Am kommenden Samstag richtet sich die Aufmerksamkeit der Schwingfans auf das Appenzellerland, denn das traditionelle Lichtmess-Schwinget Gais steht auf dem Programm. Diese vom Schwingklub Gais organisierte Veranstaltung ist nicht nur ein beliebter Saisonhöhepunkt, sondern auch ein entscheidender Formtest für die Athleten. Da der Vorjahressieger nicht antritt, ist die Spannung besonders groß, wer sich dieses Jahr den Sieg sichern wird.
Appenzeller Team mit Ambitionen
Das Team des heimischen Schwingklubs Gais wird von Thomas Kuster angeführt, einem erfahrenen Teilverbandskranzer. Für ihn markiert das Fest in Gais den Saisonauftakt, weshalb seine aktuelle Form mit Spannung erwartet wird. Anders sieht es bei seinen Teamkollegen aus, denn die beiden Kranzer Marcel Mösli und Flavio Sutter steigen bereits zum zweiten Mal in diesem Jahr in die Zwilchhose – die traditionelle Hose der Schwinger.
Besonders Flavio Sutter hat gute Chancen, sich bereits die zweite Auszeichnung der Saison zu sichern. Bei einer Auszeichnung handelt es sich um eine Ehrung für die besten Schwinger eines Festes. Währenddessen wird sich bei Marcel Mösli zeigen, ob er nach dem ersten Wettkampf nun sein volles Potenzial abrufen kann.
Außerdem gehören Roman Wittenwiler, für den es ebenfalls der erste Auftritt 2026 ist, und der Kranzer Mario Bösch zu den Hoffnungsträgern im Appenzeller Lager.

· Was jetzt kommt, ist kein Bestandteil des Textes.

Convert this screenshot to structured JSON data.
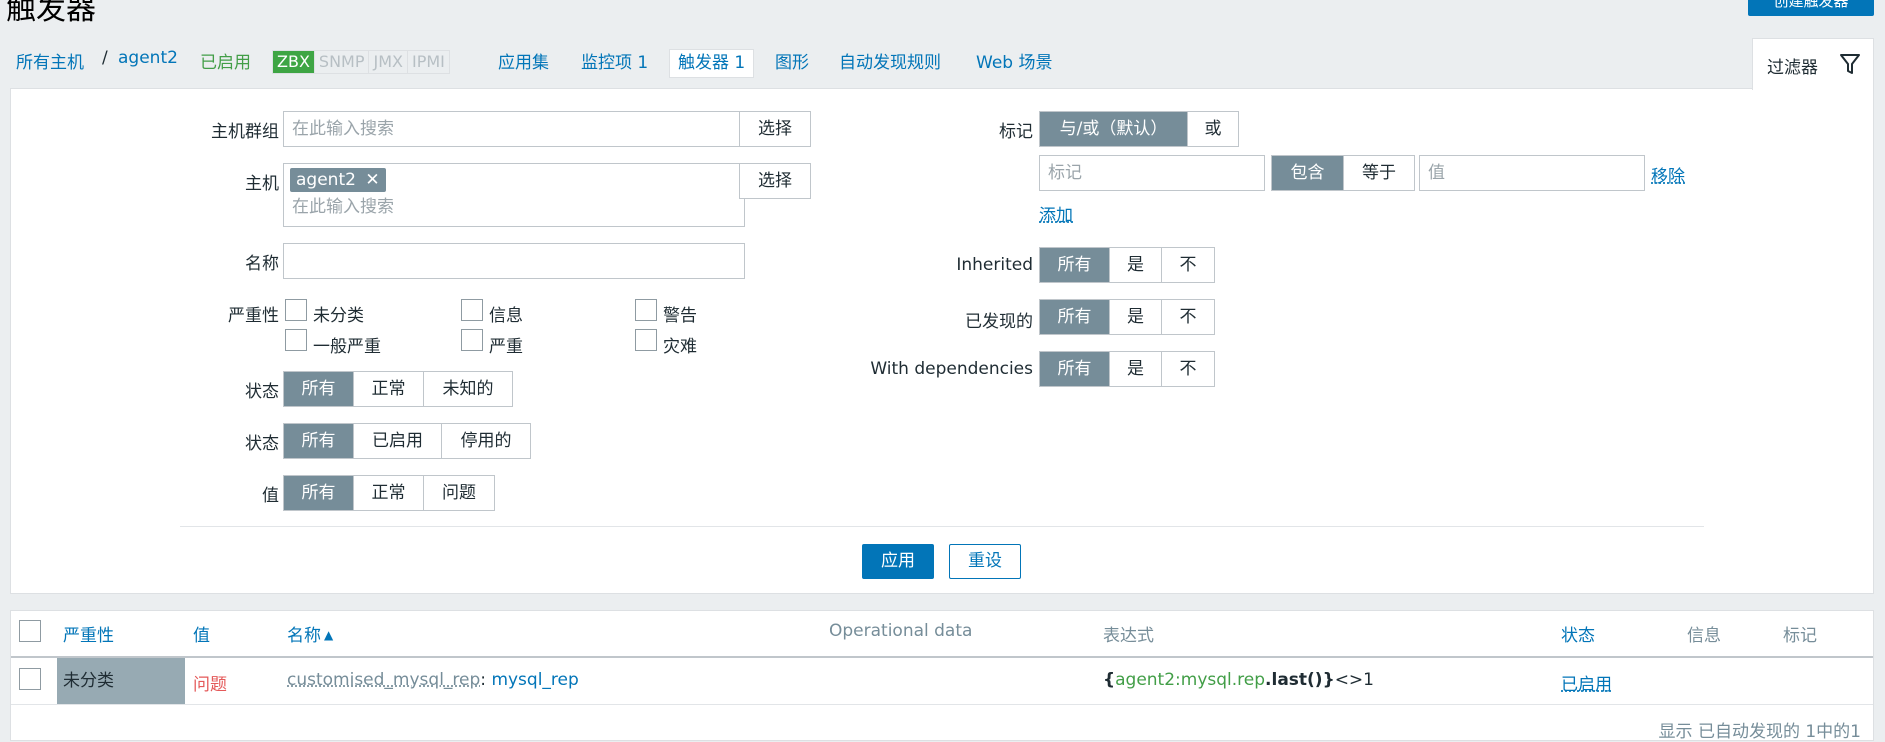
{
  "page": {
    "title": "触发器",
    "create_button": "创建触发器"
  },
  "nav": {
    "all_hosts": "所有主机",
    "separator": "/",
    "host": "agent2",
    "status": "已启用",
    "availability": [
      "ZBX",
      "SNMP",
      "JMX",
      "IPMI"
    ],
    "applications": "应用集",
    "items": "监控项 1",
    "triggers": "触发器 1",
    "graphs": "图形",
    "discovery": "自动发现规则",
    "web": "Web 场景"
  },
  "filter": {
    "tab_label": "过滤器",
    "host_groups_label": "主机群组",
    "host_groups_placeholder": "在此输入搜索",
    "select_button": "选择",
    "host_label": "主机",
    "host_tag": "agent2",
    "host_placeholder": "在此输入搜索",
    "name_label": "名称",
    "name_value": "",
    "severity_label": "严重性",
    "severities": [
      "未分类",
      "信息",
      "警告",
      "一般严重",
      "严重",
      "灾难"
    ],
    "state_label": "状态",
    "state_options": [
      "所有",
      "正常",
      "未知的"
    ],
    "status_label": "状态",
    "status_options": [
      "所有",
      "已启用",
      "停用的"
    ],
    "value_label": "值",
    "value_options": [
      "所有",
      "正常",
      "问题"
    ],
    "tags_label": "标记",
    "tags_operator": [
      "与/或（默认）",
      "或"
    ],
    "tag_placeholder": "标记",
    "tag_match": [
      "包含",
      "等于"
    ],
    "tag_value_placeholder": "值",
    "remove_link": "移除",
    "add_link": "添加",
    "inherited_label": "Inherited",
    "discovered_label": "已发现的",
    "dependencies_label": "With dependencies",
    "tri_options": [
      "所有",
      "是",
      "不"
    ],
    "apply_button": "应用",
    "reset_button": "重设"
  },
  "table": {
    "headers": {
      "severity": "严重性",
      "value": "值",
      "name": "名称",
      "sort_arrow": "▲",
      "operational": "Operational data",
      "expression": "表达式",
      "status": "状态",
      "info": "信息",
      "tags": "标记"
    },
    "rows": [
      {
        "severity": "未分类",
        "value": "问题",
        "name_prefix": "customised_mysql_rep",
        "name_sep": ": ",
        "name": "mysql_rep",
        "expr_open": "{",
        "expr_key": "agent2:mysql.rep",
        "expr_func": ".last()",
        "expr_close": "}",
        "expr_cmp": "<>1",
        "status": "已启用"
      }
    ],
    "footer": "显示 已自动发现的 1中的1"
  },
  "colors": {
    "accent": "#0275b8",
    "enabled": "#429e47",
    "problem": "#e45959",
    "severity_bg": "#97aab3",
    "segment_on": "#768d99"
  }
}
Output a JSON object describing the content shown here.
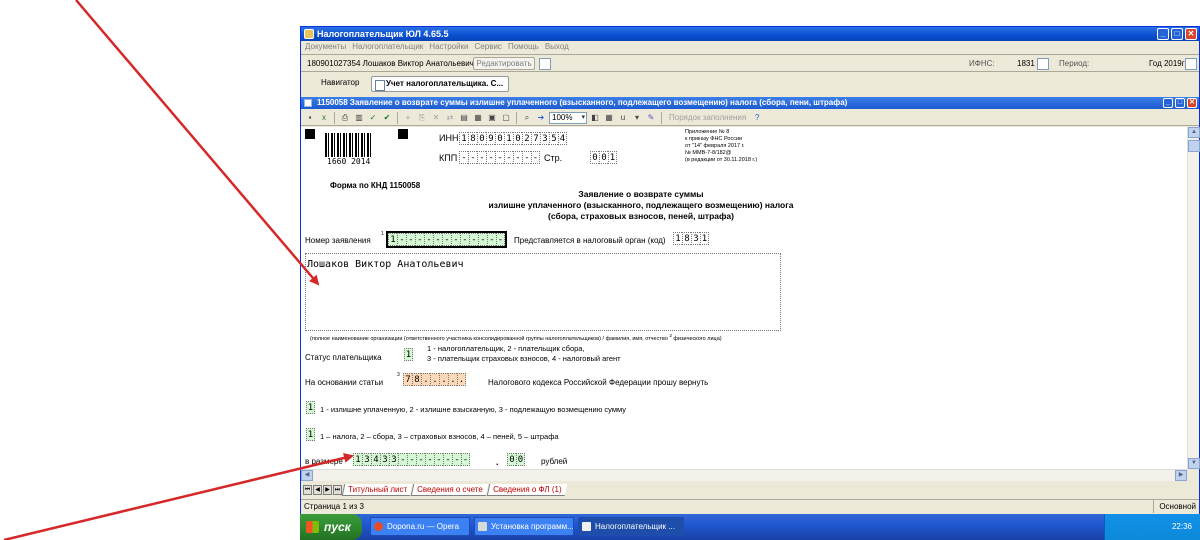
{
  "window": {
    "title": "Налогоплательщик ЮЛ 4.65.5",
    "min": "_",
    "max": "□",
    "close": "✕"
  },
  "menu": [
    "Документы",
    "Налогоплательщик",
    "Настройки",
    "Сервис",
    "Помощь",
    "Выход"
  ],
  "infobar": {
    "user": "180901027354 Лошаков Виктор Анатольевич",
    "edit_label": "Редактировать",
    "ifns_label": "ИФНС:",
    "ifns_value": "1831",
    "period_label": "Период:",
    "period_value": "Год 2019г"
  },
  "nav": {
    "navigator": "Навигатор",
    "active_tab": "Учет налогоплательщика. С..."
  },
  "doc": {
    "title": "1150058 Заявление о возврате суммы излишне уплаченного (взысканного, подлежащего возмещению) налога (сбора, пени, штрафа)",
    "zoom": "100%",
    "fill_order": "Порядок заполнения"
  },
  "form": {
    "barcode_number": "1660 2014",
    "inn_label": "ИНН",
    "inn": [
      "1",
      "8",
      "0",
      "9",
      "0",
      "1",
      "0",
      "2",
      "7",
      "3",
      "5",
      "4"
    ],
    "kpp_label": "КПП",
    "kpp": [
      "-",
      "-",
      "-",
      "-",
      "-",
      "-",
      "-",
      "-",
      "-"
    ],
    "page_label": "Стр.",
    "page": [
      "0",
      "0",
      "1"
    ],
    "appendix": [
      "Приложение № 8",
      "к приказу ФНС России",
      "от \"14\" февраля 2017 г.",
      "№ ММВ-7-8/182@",
      "(в редакции от 30.11.2018 г.)"
    ],
    "knd": "Форма по КНД 1150058",
    "heading": [
      "Заявление о возврате суммы",
      "излишне уплаченного (взысканного, подлежащего возмещению) налога",
      "(сбора, страховых взносов, пеней, штрафа)"
    ],
    "app_number_label": "Номер заявления",
    "app_number_sup": "1",
    "app_number": [
      "1",
      "-",
      "-",
      "-",
      "-",
      "-",
      "-",
      "-",
      "-",
      "-",
      "-",
      "-",
      "-"
    ],
    "tax_organ_label": "Представляется в налоговый орган (код)",
    "tax_organ": [
      "1",
      "8",
      "3",
      "1"
    ],
    "name": "Лошаков Виктор Анатольевич",
    "name_caption": "(полное наименование организации (ответственного участника консолидированной группы налогоплательщиков) / фамилия, имя, отчество",
    "name_caption_sup": "2",
    "name_caption_tail": "физического лица)",
    "status_label": "Статус плательщика",
    "status": [
      "1"
    ],
    "status_hint1": "1 - налогоплательщик, 2 - плательщик сбора,",
    "status_hint2": "3 - плательщик страховых взносов, 4 - налоговый агент",
    "article_label": "На основании статьи",
    "article_sup": "3",
    "article": [
      "7",
      "8",
      ".",
      ".",
      ".",
      ".",
      "."
    ],
    "article_tail": "Налогового кодекса Российской Федерации прошу вернуть",
    "kind": [
      "1"
    ],
    "kind_hint": "1 - излишне уплаченную, 2 - излишне взысканную, 3 - подлежащую возмещению сумму",
    "type": [
      "1"
    ],
    "type_hint": "1 – налога, 2 – сбора, 3 – страховых взносов, 4 – пеней, 5 – штрафа",
    "amount_label": "в размере",
    "amount": [
      "1",
      "3",
      "4",
      "3",
      "3",
      "-",
      "-",
      "-",
      "-",
      "-",
      "-",
      "-",
      "-"
    ],
    "amount_dot": ".",
    "amount_kop": [
      "0",
      "0"
    ],
    "amount_unit": "рублей"
  },
  "sheets": [
    "Титульный лист",
    "Сведения о счете",
    "Сведения о ФЛ (1)"
  ],
  "status": {
    "left": "Страница 1 из 3",
    "right": "Основной"
  },
  "taskbar": {
    "start": "пуск",
    "tasks": [
      "Dopona.ru — Opera",
      "Установка программ...",
      "Налогоплательщик ..."
    ],
    "clock": "22:36"
  },
  "colors": {
    "arrow": "#d62828",
    "green_cell": "#d4f7d4",
    "orange_cell": "#fbd9b8",
    "title_blue": "#0a4fd0"
  }
}
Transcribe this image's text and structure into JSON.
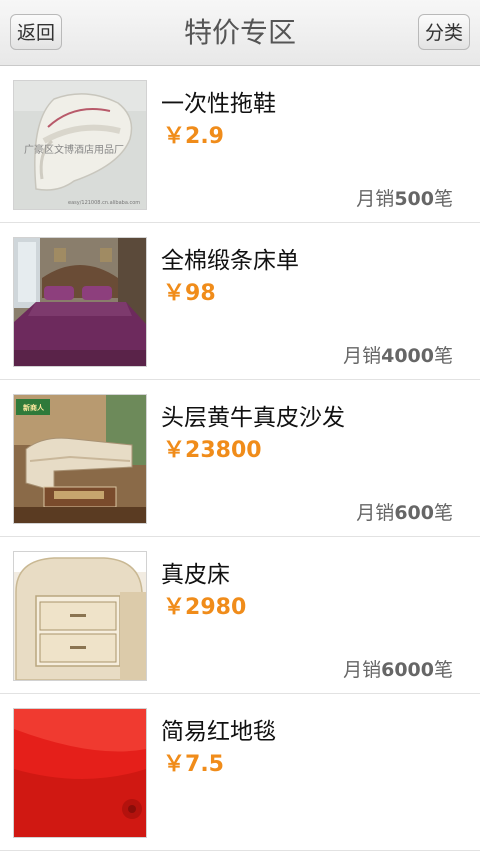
{
  "header": {
    "back_label": "返回",
    "title": "特价专区",
    "category_label": "分类"
  },
  "currency_symbol": "￥",
  "sales_prefix": "月销",
  "sales_suffix": "笔",
  "products": [
    {
      "name": "一次性拖鞋",
      "price": "2.9",
      "monthly_sales": "500",
      "image": "slippers-photo",
      "image_caption": "广豪区文博酒店用品厂",
      "image_footer": "easy/121008.cn.alibaba.com"
    },
    {
      "name": "全棉缎条床单",
      "price": "98",
      "monthly_sales": "4000",
      "image": "bedsheet-photo"
    },
    {
      "name": "头层黄牛真皮沙发",
      "price": "23800",
      "monthly_sales": "600",
      "image": "sofa-photo",
      "image_caption": "新商人"
    },
    {
      "name": "真皮床",
      "price": "2980",
      "monthly_sales": "6000",
      "image": "leather-bed-photo"
    },
    {
      "name": "简易红地毯",
      "price": "7.5",
      "image": "red-carpet-photo"
    }
  ]
}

Beide gelten als Anwärter auf einen vorderen Platz und eine Auszeichnung, wodurch sie das starke Team komplettieren.
Starke Konkurrenz beim Lichtmess-Schwinget Gais
Die Appenzeller Athleten müssen sich jedoch auf starke Konkurrenz einstellen, denn das Teilnehmerfeld ist hochkarätig besetzt. Mit Damian Ott vom Schwingklub Wil und Sven Lang vom Gastklub Rothenburg treten gleich zwei Eidgenossen an. Der Titel Eidgenosse ist die höchste Auszeichnung im Schwingsport und wird nur alle drei Jahre beim Eidgenössischen Schwing- und Älplerfest vergeben, weshalb ihre Teilnahme das Niveau des Wettkampfs deutlich anhebt.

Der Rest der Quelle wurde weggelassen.